Located in Liguria, the Cinque Terre consists of five small coastal villages that form a UNESCO World Heritage Site. These picturesque villages have a long history of fishing and are a perfect example of Italian coastal culture. The Cinque Terre is also a popular tourist destination in the summer, when the weather is milder and crowds are thinner. If you’d like to see the Cinque Terre in a day, it’s a good idea to visit in spring, when the weather is cooler and the crowds lessen. Otherwise, the summer months are hot and crowded.

4. Cinque Terre

Monterosso is the largest of the Cinque Terre and is located on a rocky cliff with a port below it. It has narrow streets that lead to the sea and a charming, historic old town. A fun fact: you can rent an apartment in the countryside or stay in a seaside hotel. Regardless, of which one you choose, your accommodation will be a great base for exploring the Cinque Terre. The historic old town is reminiscent of a medieval fishing village, and the town’s renowned Sciacchetra wine has aromas of dried fruit and candied citrus.
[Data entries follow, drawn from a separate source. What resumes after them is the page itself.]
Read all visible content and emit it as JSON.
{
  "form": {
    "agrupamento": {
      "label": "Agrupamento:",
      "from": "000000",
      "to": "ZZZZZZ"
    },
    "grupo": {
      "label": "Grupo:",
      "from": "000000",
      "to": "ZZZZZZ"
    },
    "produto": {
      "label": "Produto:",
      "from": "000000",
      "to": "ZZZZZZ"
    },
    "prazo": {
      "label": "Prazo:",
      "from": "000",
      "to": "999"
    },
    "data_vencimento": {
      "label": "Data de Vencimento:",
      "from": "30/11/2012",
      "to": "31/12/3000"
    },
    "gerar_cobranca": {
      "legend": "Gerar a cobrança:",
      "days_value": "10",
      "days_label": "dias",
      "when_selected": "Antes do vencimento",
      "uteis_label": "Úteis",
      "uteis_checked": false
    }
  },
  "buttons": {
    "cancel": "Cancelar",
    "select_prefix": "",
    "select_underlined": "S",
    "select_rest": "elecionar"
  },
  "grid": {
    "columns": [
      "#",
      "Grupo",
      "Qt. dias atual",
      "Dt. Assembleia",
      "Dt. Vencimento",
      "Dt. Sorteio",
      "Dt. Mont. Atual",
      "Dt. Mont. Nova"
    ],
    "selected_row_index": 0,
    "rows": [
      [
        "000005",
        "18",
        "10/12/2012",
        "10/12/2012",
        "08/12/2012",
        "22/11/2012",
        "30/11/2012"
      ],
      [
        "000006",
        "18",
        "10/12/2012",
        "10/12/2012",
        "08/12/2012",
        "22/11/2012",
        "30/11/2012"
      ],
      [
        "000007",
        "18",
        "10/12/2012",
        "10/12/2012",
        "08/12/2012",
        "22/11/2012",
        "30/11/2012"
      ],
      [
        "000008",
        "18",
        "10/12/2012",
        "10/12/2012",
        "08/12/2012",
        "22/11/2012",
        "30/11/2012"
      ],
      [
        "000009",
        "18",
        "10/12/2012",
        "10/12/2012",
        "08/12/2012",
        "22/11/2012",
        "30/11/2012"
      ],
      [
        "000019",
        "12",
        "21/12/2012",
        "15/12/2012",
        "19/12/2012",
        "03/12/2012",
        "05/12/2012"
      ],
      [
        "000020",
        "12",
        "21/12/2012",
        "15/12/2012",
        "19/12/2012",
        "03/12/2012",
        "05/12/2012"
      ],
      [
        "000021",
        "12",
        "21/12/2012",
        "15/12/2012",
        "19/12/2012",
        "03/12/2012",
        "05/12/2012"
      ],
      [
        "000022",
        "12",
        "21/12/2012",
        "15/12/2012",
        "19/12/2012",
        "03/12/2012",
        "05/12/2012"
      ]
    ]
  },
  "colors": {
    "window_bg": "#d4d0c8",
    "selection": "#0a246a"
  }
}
If you are looking for a quiet place to stay, consider Riomaggiore, which is located on the eastern end of the Cinque Terre. This small village was first brought to public attention by the 19th-century Italian artist Telemaco Signorini. After his death in 1872, Riomaggiore became one of the first Cinque Terre villages to be discovered by tourists. The cliff-side town is set between steep headlands and is home to the 14th-century church of San Giovanni. The interior features a Renaissance triptych.

5. Florence

You’re going to love Florence, IN ITALY! It is a beautiful city, a treasure for art lovers, and the perfect place to spend your romantic getaway. The city has a laid-back vibe and little traffic, making for easy walking anywhere you want to go. It’s easy to flirt with an Italian man, but be aware that it’s not all about clinging to the past. The Italians love to try new things and stick to the present.

5. Florence

The city of Florence is a UNESCO World Heritage Site, and is home to several beautiful churches. The Santa Maria del Fiore cathedral is one of the city’s most impressive buildings. The Baptistery buildings and the Dome of the Cathedral are two other highlights. The Medici Chapel, founded in 1579 by the last Medici family member, is a beautiful spot to see art. The Uffizi Gallery, which houses works by the famous artist Lorenzo Ghiberti, is located nearby.

Florentine residents have a love-hate relationship with the Arno, a river that cuts through the old part of the city. The river alternates between nourishing the city with commerce and destroying it with floods. This is why a tour through Florence’s museums and gardens will be a memorable experience. In addition to visiting the museums and galleries, visitors will be able to enjoy the many parks and gardens in the area.